# Just Joined sailnet



## TSOJOURNER (Dec 16, 1999)

Hi My name is Drew. I have bee reading articles from this forums site for years and find it to be a very valuable resource. 
With my girlfriend (Shelly) we now own 2 sailboat very different from each other one is a 35ft converted IOR called Rapid Transit currently in Panama and now 47ft timber pilothouse in Seattle that we would like to convert in to a charter boat for the south Pacific or Caribbean. 
Shelly and I are a bit younger that most of the people that we meet sailing Shelly is 33 and I am 36 but we are both in love with the sea and are now looking at a way to remain on our boat full time. I have been working on White Boats for 12 years and Shelly has just finished her first. So if you have any questions or just want to say hi drop us a line or if you see us around call over for a chat.

Drew and Shelly


----------



## chall03 (Oct 14, 2002)

Hey Drew, Welcome to Sailnet. 
Glad to have you aboard.
My wife and I are both also fairly young as far as cruising type go.


----------



## Faster (Sep 13, 2005)

Welcome aboard!


----------



## TSOJOURNER (Dec 16, 1999)

Thanks faster. How's the weather up there? Have you done any sailing south along the coast?


----------



## Faster (Sep 13, 2005)

Clear and cold (for us) right now. Windy too.

If you're talking about the West coast US; many, many moons ago did a trip to California. We mostly coastal cruise in BC with annual winter sailing trips in the Caribbean or Mexico.


----------



## Stillraining (Jan 11, 2008)

Welcome aboard


----------



## Garffin (Oct 22, 2009)

Drew sounds like you might be a good source of information yourself for some folks.
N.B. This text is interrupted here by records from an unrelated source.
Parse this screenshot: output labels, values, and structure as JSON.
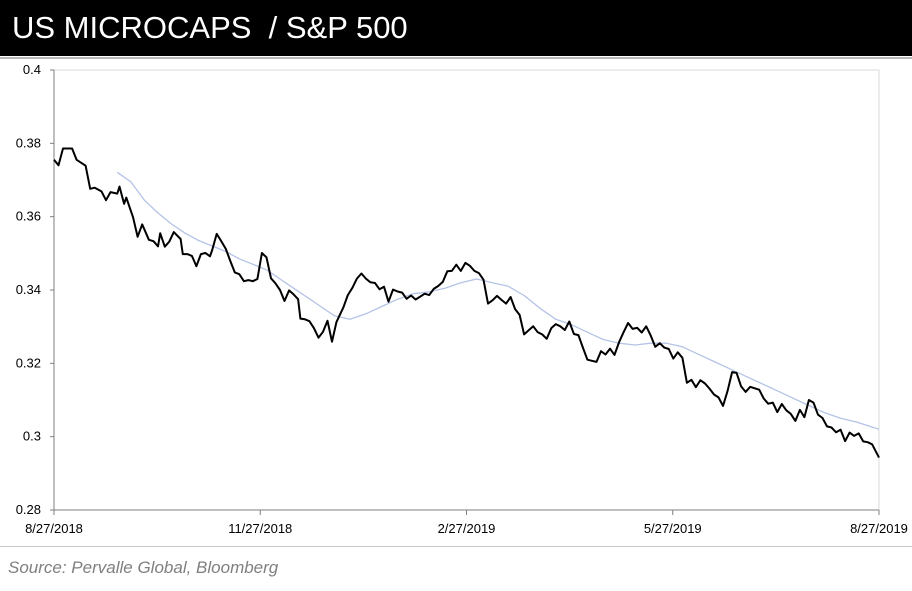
{
  "header": {
    "title": "US MICROCAPS  / S&P 500"
  },
  "source": "Source: Pervalle Global, Bloomberg",
  "colors": {
    "main_line": "#000000",
    "moving_average": "#b4c3e6",
    "title_bg": "#000000"
  },
  "chart_data": {
    "type": "line",
    "title": "US MICROCAPS  / S&P 500",
    "xlabel": "",
    "ylabel": "",
    "ylim": [
      0.28,
      0.4
    ],
    "y_ticks": [
      0.28,
      0.3,
      0.32,
      0.34,
      0.36,
      0.38,
      0.4
    ],
    "y_tick_labels": [
      "0.28",
      "0.3",
      "0.32",
      "0.34",
      "0.36",
      "0.38",
      "0.4"
    ],
    "xlim": [
      "2018-08-27",
      "2019-08-27"
    ],
    "x_tick_labels": [
      "8/27/2018",
      "11/27/2018",
      "2/27/2019",
      "5/27/2019",
      "8/27/2019"
    ],
    "grid": false,
    "legend": "none",
    "series": [
      {
        "key": "ratio",
        "color": "#000000",
        "points": [
          [
            "2018-08-27",
            0.3755
          ],
          [
            "2018-08-29",
            0.374
          ],
          [
            "2018-08-31",
            0.3786
          ],
          [
            "2018-09-04",
            0.3786
          ],
          [
            "2018-09-06",
            0.3755
          ],
          [
            "2018-09-10",
            0.3739
          ],
          [
            "2018-09-12",
            0.3676
          ],
          [
            "2018-09-14",
            0.3679
          ],
          [
            "2018-09-17",
            0.3669
          ],
          [
            "2018-09-19",
            0.3645
          ],
          [
            "2018-09-21",
            0.3667
          ],
          [
            "2018-09-24",
            0.3663
          ],
          [
            "2018-09-25",
            0.3682
          ],
          [
            "2018-09-27",
            0.3635
          ],
          [
            "2018-09-28",
            0.3652
          ],
          [
            "2018-10-01",
            0.3598
          ],
          [
            "2018-10-03",
            0.3545
          ],
          [
            "2018-10-05",
            0.3579
          ],
          [
            "2018-10-08",
            0.3537
          ],
          [
            "2018-10-10",
            0.3533
          ],
          [
            "2018-10-12",
            0.3519
          ],
          [
            "2018-10-13",
            0.3555
          ],
          [
            "2018-10-15",
            0.3518
          ],
          [
            "2018-10-17",
            0.3532
          ],
          [
            "2018-10-19",
            0.3558
          ],
          [
            "2018-10-22",
            0.3539
          ],
          [
            "2018-10-23",
            0.3498
          ],
          [
            "2018-10-25",
            0.3498
          ],
          [
            "2018-10-27",
            0.3493
          ],
          [
            "2018-10-29",
            0.3465
          ],
          [
            "2018-10-31",
            0.3498
          ],
          [
            "2018-11-02",
            0.3501
          ],
          [
            "2018-11-04",
            0.3492
          ],
          [
            "2018-11-05",
            0.3509
          ],
          [
            "2018-11-07",
            0.3553
          ],
          [
            "2018-11-09",
            0.3533
          ],
          [
            "2018-11-11",
            0.3512
          ],
          [
            "2018-11-13",
            0.3479
          ],
          [
            "2018-11-15",
            0.3448
          ],
          [
            "2018-11-17",
            0.3443
          ],
          [
            "2018-11-19",
            0.3424
          ],
          [
            "2018-11-21",
            0.3427
          ],
          [
            "2018-11-23",
            0.3424
          ],
          [
            "2018-11-25",
            0.343
          ],
          [
            "2018-11-27",
            0.3501
          ],
          [
            "2018-11-29",
            0.3489
          ],
          [
            "2018-12-01",
            0.3432
          ],
          [
            "2018-12-03",
            0.3418
          ],
          [
            "2018-12-05",
            0.34
          ],
          [
            "2018-12-07",
            0.337
          ],
          [
            "2018-12-09",
            0.3399
          ],
          [
            "2018-12-11",
            0.3388
          ],
          [
            "2018-12-13",
            0.3375
          ],
          [
            "2018-12-14",
            0.3322
          ],
          [
            "2018-12-16",
            0.332
          ],
          [
            "2018-12-18",
            0.3315
          ],
          [
            "2018-12-20",
            0.3296
          ],
          [
            "2018-12-22",
            0.327
          ],
          [
            "2018-12-24",
            0.3286
          ],
          [
            "2018-12-26",
            0.3316
          ],
          [
            "2018-12-28",
            0.3259
          ],
          [
            "2018-12-30",
            0.3313
          ],
          [
            "2019-01-02",
            0.3352
          ],
          [
            "2019-01-04",
            0.3386
          ],
          [
            "2019-01-06",
            0.3406
          ],
          [
            "2019-01-08",
            0.3431
          ],
          [
            "2019-01-10",
            0.3445
          ],
          [
            "2019-01-12",
            0.3431
          ],
          [
            "2019-01-14",
            0.3421
          ],
          [
            "2019-01-16",
            0.3419
          ],
          [
            "2019-01-18",
            0.3402
          ],
          [
            "2019-01-20",
            0.3409
          ],
          [
            "2019-01-22",
            0.3368
          ],
          [
            "2019-01-24",
            0.3401
          ],
          [
            "2019-01-26",
            0.3396
          ],
          [
            "2019-01-28",
            0.3393
          ],
          [
            "2019-01-30",
            0.3376
          ],
          [
            "2019-02-01",
            0.3385
          ],
          [
            "2019-02-03",
            0.3374
          ],
          [
            "2019-02-05",
            0.3382
          ],
          [
            "2019-02-07",
            0.339
          ],
          [
            "2019-02-09",
            0.3386
          ],
          [
            "2019-02-11",
            0.3403
          ],
          [
            "2019-02-13",
            0.3411
          ],
          [
            "2019-02-15",
            0.3422
          ],
          [
            "2019-02-17",
            0.3451
          ],
          [
            "2019-02-19",
            0.3452
          ],
          [
            "2019-02-21",
            0.3469
          ],
          [
            "2019-02-23",
            0.3452
          ],
          [
            "2019-02-25",
            0.3474
          ],
          [
            "2019-02-27",
            0.3466
          ],
          [
            "2019-03-01",
            0.3452
          ],
          [
            "2019-03-03",
            0.3446
          ],
          [
            "2019-03-05",
            0.3428
          ],
          [
            "2019-03-07",
            0.3363
          ],
          [
            "2019-03-09",
            0.3372
          ],
          [
            "2019-03-11",
            0.3384
          ],
          [
            "2019-03-13",
            0.3373
          ],
          [
            "2019-03-15",
            0.3363
          ],
          [
            "2019-03-17",
            0.3381
          ],
          [
            "2019-03-19",
            0.3348
          ],
          [
            "2019-03-21",
            0.3332
          ],
          [
            "2019-03-23",
            0.3279
          ],
          [
            "2019-03-25",
            0.329
          ],
          [
            "2019-03-27",
            0.3301
          ],
          [
            "2019-03-29",
            0.3285
          ],
          [
            "2019-03-31",
            0.3279
          ],
          [
            "2019-04-02",
            0.3267
          ],
          [
            "2019-04-04",
            0.3296
          ],
          [
            "2019-04-06",
            0.3307
          ],
          [
            "2019-04-08",
            0.3301
          ],
          [
            "2019-04-10",
            0.3291
          ],
          [
            "2019-04-12",
            0.3314
          ],
          [
            "2019-04-14",
            0.328
          ],
          [
            "2019-04-16",
            0.3277
          ],
          [
            "2019-04-18",
            0.3243
          ],
          [
            "2019-04-20",
            0.321
          ],
          [
            "2019-04-22",
            0.3207
          ],
          [
            "2019-04-24",
            0.3204
          ],
          [
            "2019-04-26",
            0.3233
          ],
          [
            "2019-04-28",
            0.3224
          ],
          [
            "2019-04-30",
            0.324
          ],
          [
            "2019-05-02",
            0.3223
          ],
          [
            "2019-05-04",
            0.3258
          ],
          [
            "2019-05-06",
            0.3285
          ],
          [
            "2019-05-08",
            0.331
          ],
          [
            "2019-05-10",
            0.3294
          ],
          [
            "2019-05-12",
            0.3297
          ],
          [
            "2019-05-14",
            0.3284
          ],
          [
            "2019-05-16",
            0.3301
          ],
          [
            "2019-05-18",
            0.3276
          ],
          [
            "2019-05-20",
            0.3245
          ],
          [
            "2019-05-22",
            0.3255
          ],
          [
            "2019-05-24",
            0.3243
          ],
          [
            "2019-05-26",
            0.3239
          ],
          [
            "2019-05-28",
            0.3213
          ],
          [
            "2019-05-30",
            0.323
          ],
          [
            "2019-06-01",
            0.3215
          ],
          [
            "2019-06-03",
            0.3147
          ],
          [
            "2019-06-05",
            0.3155
          ],
          [
            "2019-06-07",
            0.3135
          ],
          [
            "2019-06-09",
            0.3154
          ],
          [
            "2019-06-11",
            0.3145
          ],
          [
            "2019-06-13",
            0.3131
          ],
          [
            "2019-06-15",
            0.3115
          ],
          [
            "2019-06-17",
            0.3107
          ],
          [
            "2019-06-19",
            0.3084
          ],
          [
            "2019-06-21",
            0.3125
          ],
          [
            "2019-06-23",
            0.3176
          ],
          [
            "2019-06-25",
            0.3174
          ],
          [
            "2019-06-27",
            0.3137
          ],
          [
            "2019-06-29",
            0.3122
          ],
          [
            "2019-07-01",
            0.3136
          ],
          [
            "2019-07-03",
            0.3132
          ],
          [
            "2019-07-05",
            0.3128
          ],
          [
            "2019-07-07",
            0.3104
          ],
          [
            "2019-07-09",
            0.309
          ],
          [
            "2019-07-11",
            0.3093
          ],
          [
            "2019-07-13",
            0.3067
          ],
          [
            "2019-07-15",
            0.3089
          ],
          [
            "2019-07-17",
            0.3072
          ],
          [
            "2019-07-19",
            0.3062
          ],
          [
            "2019-07-21",
            0.3043
          ],
          [
            "2019-07-23",
            0.3073
          ],
          [
            "2019-07-25",
            0.3053
          ],
          [
            "2019-07-27",
            0.31
          ],
          [
            "2019-07-29",
            0.3093
          ],
          [
            "2019-07-31",
            0.306
          ],
          [
            "2019-08-02",
            0.3051
          ],
          [
            "2019-08-04",
            0.3028
          ],
          [
            "2019-08-06",
            0.3025
          ],
          [
            "2019-08-08",
            0.3012
          ],
          [
            "2019-08-10",
            0.3019
          ],
          [
            "2019-08-12",
            0.2988
          ],
          [
            "2019-08-14",
            0.3011
          ],
          [
            "2019-08-16",
            0.3002
          ],
          [
            "2019-08-18",
            0.3009
          ],
          [
            "2019-08-20",
            0.2987
          ],
          [
            "2019-08-22",
            0.2985
          ],
          [
            "2019-08-24",
            0.2979
          ],
          [
            "2019-08-27",
            0.2943
          ]
        ]
      },
      {
        "key": "moving_average",
        "color": "#b4c3e6",
        "points": [
          [
            "2018-09-24",
            0.3721
          ],
          [
            "2018-09-30",
            0.3695
          ],
          [
            "2018-10-06",
            0.3645
          ],
          [
            "2018-10-12",
            0.361
          ],
          [
            "2018-10-18",
            0.358
          ],
          [
            "2018-10-24",
            0.3555
          ],
          [
            "2018-10-30",
            0.3535
          ],
          [
            "2018-11-05",
            0.352
          ],
          [
            "2018-11-11",
            0.3505
          ],
          [
            "2018-11-17",
            0.3485
          ],
          [
            "2018-11-23",
            0.347
          ],
          [
            "2018-11-29",
            0.3455
          ],
          [
            "2018-12-05",
            0.343
          ],
          [
            "2018-12-11",
            0.3405
          ],
          [
            "2018-12-17",
            0.338
          ],
          [
            "2018-12-23",
            0.3355
          ],
          [
            "2018-12-29",
            0.333
          ],
          [
            "2019-01-05",
            0.332
          ],
          [
            "2019-01-12",
            0.3335
          ],
          [
            "2019-01-19",
            0.3355
          ],
          [
            "2019-01-26",
            0.3375
          ],
          [
            "2019-02-02",
            0.339
          ],
          [
            "2019-02-09",
            0.3395
          ],
          [
            "2019-02-16",
            0.3405
          ],
          [
            "2019-02-23",
            0.342
          ],
          [
            "2019-03-02",
            0.343
          ],
          [
            "2019-03-09",
            0.342
          ],
          [
            "2019-03-16",
            0.341
          ],
          [
            "2019-03-23",
            0.3385
          ],
          [
            "2019-03-30",
            0.335
          ],
          [
            "2019-04-06",
            0.332
          ],
          [
            "2019-04-13",
            0.3305
          ],
          [
            "2019-04-20",
            0.3285
          ],
          [
            "2019-04-27",
            0.3265
          ],
          [
            "2019-05-04",
            0.3255
          ],
          [
            "2019-05-11",
            0.325
          ],
          [
            "2019-05-18",
            0.3255
          ],
          [
            "2019-05-25",
            0.3255
          ],
          [
            "2019-06-01",
            0.3245
          ],
          [
            "2019-06-08",
            0.3225
          ],
          [
            "2019-06-15",
            0.3205
          ],
          [
            "2019-06-22",
            0.3185
          ],
          [
            "2019-06-29",
            0.3165
          ],
          [
            "2019-07-06",
            0.3145
          ],
          [
            "2019-07-13",
            0.3125
          ],
          [
            "2019-07-20",
            0.3105
          ],
          [
            "2019-07-27",
            0.3085
          ],
          [
            "2019-08-03",
            0.3065
          ],
          [
            "2019-08-10",
            0.305
          ],
          [
            "2019-08-17",
            0.304
          ],
          [
            "2019-08-27",
            0.302
          ]
        ]
      }
    ]
  }
}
Man the people that I have had the opperitouty to meet and pick their brains is awesome. Welcome to SN and tell your Shelly way to go! Dan


----------



## TSOJOURNER (Dec 16, 1999)

*John - WanderingStar*

Thanks John, we will join the wooden boat forum for sure. Shelly and I are really looking forward to restoring/modifying our new wooden boat. We are still in the planning stages but we do intend to post our progress as we go along. We would like to receive as much advice as possible. We are heading off to San Blas at the end of the month to have a bit of a holiday and to bring the other boat to Florida to sell before starting our new project. I see your from Long Island. It's the first place i got my ass kicked in a sail boat. I was single handing my 35 foot IOR "Rapid Transit" in Long Island Sound when I got 35 knots of wind against a king tide. I got pooped alot, uncontrolled jibe, tore out the main sheet traveler, got knocked in the head by the boom, & drowned a brand new mobile phone. I finally got into a bay at 3am, dropped the anchor, opened a beer and waited for my heart rate to return to somewhere near normal. Gotta love learning.

Drew


----------



## WanderingStar (Nov 12, 2008)

LOL, Drew, the Sound can get pretty rough for protected water. When it blows strong east or west against the tide it becomes pretty steep. I've had some wild days and nights there. The worst of them on a Coast Guard boat, we couldn't choose our sailing days.


----------



## TSOJOURNER (Dec 16, 1999)

Thanks for the encouragement Dan.


----------



## tdw (Oct 2, 2006)

Welcome indeed....enjoy...


----------